Bugün de Doymadım Anne…


Spotify’da dinlemek için buraya tıklayabilirsiniz…

Bugün de Doymadım Anne

Terzi kendi söküğünü dikemez. Dikse, terzi olamaz. Sadece esnaf olur, ticaret yapar.

Önce kendimize iyi gelmek, kendi söküğümüzü dikmek, kendimizi geçindirmek, doyurmak, mutlu etmek gibi telkinleri ne kadar kabul edersek edelim, hayatın kabul etmediği ve insanın duvara toslamasıyla sonuçlanan bazı formüller var. Sentetik formüller, zihinlerimizce pek sevilmiş olsa da, ikincil kazanımlarla idare etmemize yol açan bir yaşam tarzı üretti. Anne sütü yerine mamayla beslendiğimiz bu biçimde, sütün ne olduğunu unuttuk ve mamayı gerçek ihtiyacımız sandık. Doymadık tabi. Hücrelerimizin beklediği gıda başka, bizim yemeyi sevdiğimiz ve gerçek zannettiğimiz yiyecek başka. Talep edilen ile arz edilen arasındaki uçurum giderek açıldı. Köprüye değil, diğer yakayla yakınlığa ihtiyacımız var; bir adım, bir nefes mesafesi kadar.

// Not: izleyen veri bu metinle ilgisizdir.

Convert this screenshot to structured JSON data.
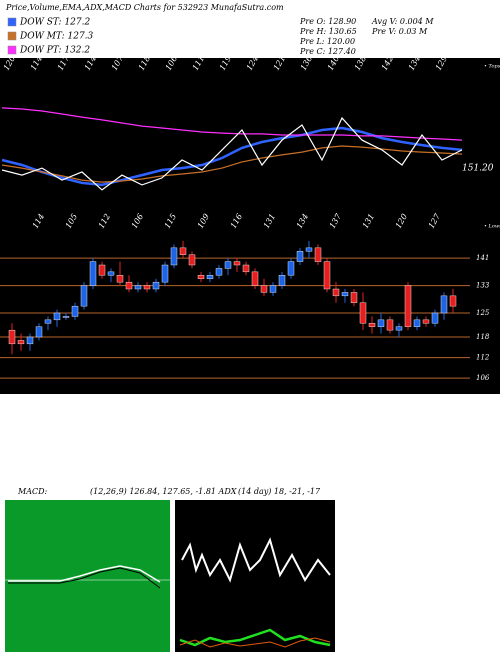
{
  "header": {
    "title": "Price,Volume,EMA,ADX,MACD Charts for 532923 MunafaSutra.com",
    "info": [
      "Pre O: 128.90",
      "Pre H: 130.65",
      "Pre L: 120.00",
      "Pre C: 127.40",
      "Avg V: 0.004 M",
      "Pre V: 0.03 M"
    ]
  },
  "chart_data": [
    {
      "type": "line",
      "ylim": [
        110,
        160
      ],
      "top_labels": [
        "120",
        "114",
        "117",
        "114",
        "107",
        "118",
        "106",
        "111",
        "119",
        "124",
        "121",
        "136",
        "140",
        "138",
        "142",
        "134",
        "129"
      ],
      "tops_label": "• Tops",
      "annotation": "151.20",
      "series": [
        {
          "name": "DOW ST: 127.2",
          "color": "#2f62ff",
          "values": [
            124.3,
            122.5,
            120,
            117.9,
            116.1,
            115.4,
            117.1,
            118.9,
            120.7,
            121.4,
            122.5,
            125,
            128.6,
            130.7,
            132.1,
            133.2,
            135,
            135.7,
            134.3,
            132.1,
            130.7,
            129.6,
            128.6,
            127.9
          ]
        },
        {
          "name": "DOW MT: 127.3",
          "color": "#c87028",
          "values": [
            122.5,
            121.4,
            120,
            118.6,
            117.1,
            116.4,
            116.8,
            117.5,
            118.6,
            119.3,
            120,
            121.4,
            123.6,
            125,
            126.1,
            127.1,
            128.6,
            129.3,
            128.9,
            128.2,
            127.5,
            127.1,
            126.8,
            126.4
          ]
        },
        {
          "name": "DOW PT: 132.2",
          "color": "#ff30ff",
          "values": [
            142.9,
            142.5,
            141.8,
            140.7,
            139.6,
            138.6,
            137.5,
            136.4,
            135.7,
            135,
            134.3,
            133.9,
            133.6,
            133.6,
            133.2,
            133.2,
            133.2,
            133.2,
            132.9,
            132.9,
            132.5,
            132.1,
            131.8,
            131.4
          ]
        },
        {
          "color": "#ffffff",
          "values": [
            120.7,
            118.9,
            121.4,
            117.1,
            120,
            113.6,
            118.9,
            115.4,
            117.9,
            124.3,
            120.7,
            127.9,
            135,
            122.5,
            131.4,
            136.8,
            124.3,
            139.3,
            131.4,
            127.9,
            122.5,
            133.2,
            124.3,
            127.9
          ]
        }
      ]
    },
    {
      "type": "candlestick",
      "ylim": [
        104,
        153
      ],
      "yticks": [
        141,
        133,
        125,
        118,
        112,
        106
      ],
      "grid": true,
      "grid_color": "#b8642a",
      "up_color": "#1e64e6",
      "down_color": "#e62020",
      "low_labels": [
        "114",
        "105",
        "112",
        "106",
        "115",
        "109",
        "116",
        "131",
        "134",
        "137",
        "131",
        "120",
        "127"
      ],
      "lows_label": "• Lows",
      "candles": [
        [
          120,
          122,
          113,
          116
        ],
        [
          117,
          119,
          114,
          116
        ],
        [
          116,
          119,
          114,
          118
        ],
        [
          118,
          122,
          117,
          121
        ],
        [
          122,
          124,
          120,
          123
        ],
        [
          123,
          126,
          121,
          125
        ],
        [
          124,
          125,
          123,
          124
        ],
        [
          124,
          128,
          123,
          127
        ],
        [
          127,
          134,
          126,
          133
        ],
        [
          133,
          141,
          132,
          140
        ],
        [
          139,
          140,
          135,
          136
        ],
        [
          136,
          138,
          134,
          137
        ],
        [
          136,
          140,
          133,
          134
        ],
        [
          134,
          136,
          131,
          132
        ],
        [
          132,
          134,
          131,
          133
        ],
        [
          133,
          134,
          131,
          132
        ],
        [
          132,
          135,
          131,
          134
        ],
        [
          134,
          140,
          133,
          139
        ],
        [
          139,
          145,
          138,
          144
        ],
        [
          144,
          146,
          141,
          142
        ],
        [
          142,
          143,
          138,
          139
        ],
        [
          136,
          137,
          134,
          135
        ],
        [
          135,
          137,
          134,
          136
        ],
        [
          136,
          139,
          135,
          138
        ],
        [
          138,
          141,
          136,
          140
        ],
        [
          140,
          141,
          137,
          139
        ],
        [
          139,
          140,
          136,
          137
        ],
        [
          137,
          138,
          132,
          133
        ],
        [
          133,
          135,
          130,
          131
        ],
        [
          131,
          134,
          130,
          133
        ],
        [
          133,
          137,
          132,
          136
        ],
        [
          136,
          141,
          135,
          140
        ],
        [
          140,
          144,
          139,
          143
        ],
        [
          143,
          146,
          141,
          144
        ],
        [
          144,
          145,
          139,
          140
        ],
        [
          140,
          141,
          131,
          132
        ],
        [
          132,
          134,
          128,
          130
        ],
        [
          130,
          132,
          128,
          131
        ],
        [
          131,
          132,
          127,
          128
        ],
        [
          128,
          131,
          120,
          122
        ],
        [
          122,
          124,
          119,
          121
        ],
        [
          121,
          125,
          119,
          123
        ],
        [
          123,
          124,
          119,
          120
        ],
        [
          120,
          122,
          118,
          121
        ],
        [
          133,
          134,
          120,
          121
        ],
        [
          121,
          124,
          120,
          123
        ],
        [
          123,
          124,
          121,
          122
        ],
        [
          122,
          126,
          121,
          125
        ],
        [
          125,
          131,
          123,
          130
        ],
        [
          130,
          132,
          125,
          127
        ]
      ]
    }
  ],
  "indicators": {
    "macd_label": "MACD:",
    "macd_values": "(12,26,9) 126.84, 127.65, -1.81 ADX",
    "adx_values": "(14 day) 18, -21, -17"
  }
}
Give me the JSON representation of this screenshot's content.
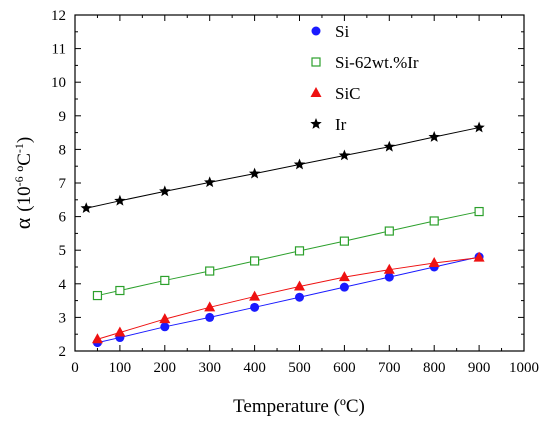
{
  "chart_data": {
    "type": "scatter",
    "xlabel": "Temperature (ºC)",
    "ylabel": {
      "symbol": "α",
      "units_prefix": "(10",
      "units_exp1": "-6",
      "units_mid": " ºC",
      "units_exp2": "-1",
      "units_suffix": ")"
    },
    "xlim": [
      0,
      1000
    ],
    "ylim": [
      2,
      12
    ],
    "xticks": [
      "0",
      "100",
      "200",
      "300",
      "400",
      "500",
      "600",
      "700",
      "800",
      "900",
      "1000"
    ],
    "yticks": [
      "2",
      "3",
      "4",
      "5",
      "6",
      "7",
      "8",
      "9",
      "10",
      "11",
      "12"
    ],
    "grid": false,
    "legend_position": "top-right",
    "series": [
      {
        "name": "Si",
        "marker": "filled-circle",
        "color": "#1a1aff",
        "line": true,
        "x": [
          50,
          100,
          200,
          300,
          400,
          500,
          600,
          700,
          800,
          900
        ],
        "y": [
          2.25,
          2.4,
          2.72,
          3.0,
          3.3,
          3.6,
          3.9,
          4.2,
          4.5,
          4.8
        ]
      },
      {
        "name": "Si-62wt.%Ir",
        "marker": "open-square",
        "color": "#2ca02c",
        "line": true,
        "x": [
          50,
          100,
          200,
          300,
          400,
          500,
          600,
          700,
          800,
          900
        ],
        "y": [
          3.65,
          3.8,
          4.1,
          4.38,
          4.68,
          4.98,
          5.27,
          5.57,
          5.87,
          6.15
        ]
      },
      {
        "name": "SiC",
        "marker": "filled-triangle",
        "color": "#ee1111",
        "line": true,
        "x": [
          50,
          100,
          200,
          300,
          400,
          500,
          600,
          700,
          800,
          900
        ],
        "y": [
          2.35,
          2.55,
          2.95,
          3.3,
          3.62,
          3.92,
          4.2,
          4.42,
          4.62,
          4.78
        ]
      },
      {
        "name": "Ir",
        "marker": "filled-star",
        "color": "#000000",
        "line": true,
        "x": [
          25,
          100,
          200,
          300,
          400,
          500,
          600,
          700,
          800,
          900
        ],
        "y": [
          6.25,
          6.47,
          6.75,
          7.02,
          7.28,
          7.55,
          7.82,
          8.08,
          8.37,
          8.65
        ]
      }
    ]
  }
}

Terzi kendi söküğünü dikemez. Dikse, terzi olamaz. Bazen kendine hayrı dokunmaz insanın. Senin kullanamadığın bir şey, bir bilgi, bir ilaç başkasına şifadır. Başkalarına dokunmanın yolunu, insanın kendi yaralarının üzerine inşa eden hayat böyle öğretiyor terziye terzi olmayı. Sentetik formüllerin duvara tosladığı yer de burası. Terzi kendi söküğünü dikmemelidir. Kendi sökükleri için mutlaka bir terzi yetiştirmelidir terzi. Yazgısı budur. Yoksa esnaf olur ama zanaatkâr olamaz.

Sembolik olarak palyaço iyi bir örnek gibi duruyor. Gözlerinin altında bir damla gözyaşı olsa da gülümseyen bir yüzle çocukları neşelendiren palyaçolar aslında sevimsiz görünüyorlar. Pek çok çocuk palyaçolardan korkar. Bunun olası bir nedeni palyaço rolünü icra eden kişinin gerçekte neşesiz olması olabilir. Dışarıda görünen ile içeride olanın uyumsuzluğunu çocuklar hemen fark eder. Yine de sembolik olarak palyaço iyi bir örnek gibi duruyor. Kendi acısını yaşadığı anda bile bir başkasını neşelendirebilmek, çekilen acının sahiciliğinden geliyor. Sentetik olmayan bir acının gerçek bir neşeye dönüşmesi hayatın sıradan mucizelerinden. Hiç acı çekmemiş bir insanın neşesine nasıl inanabiliriz ki? Gerçekten neşelendiren bir palyaço, acısını tanıyabilen palyaçodur, başkasına verdiği neşeyle neşelendirir kendini.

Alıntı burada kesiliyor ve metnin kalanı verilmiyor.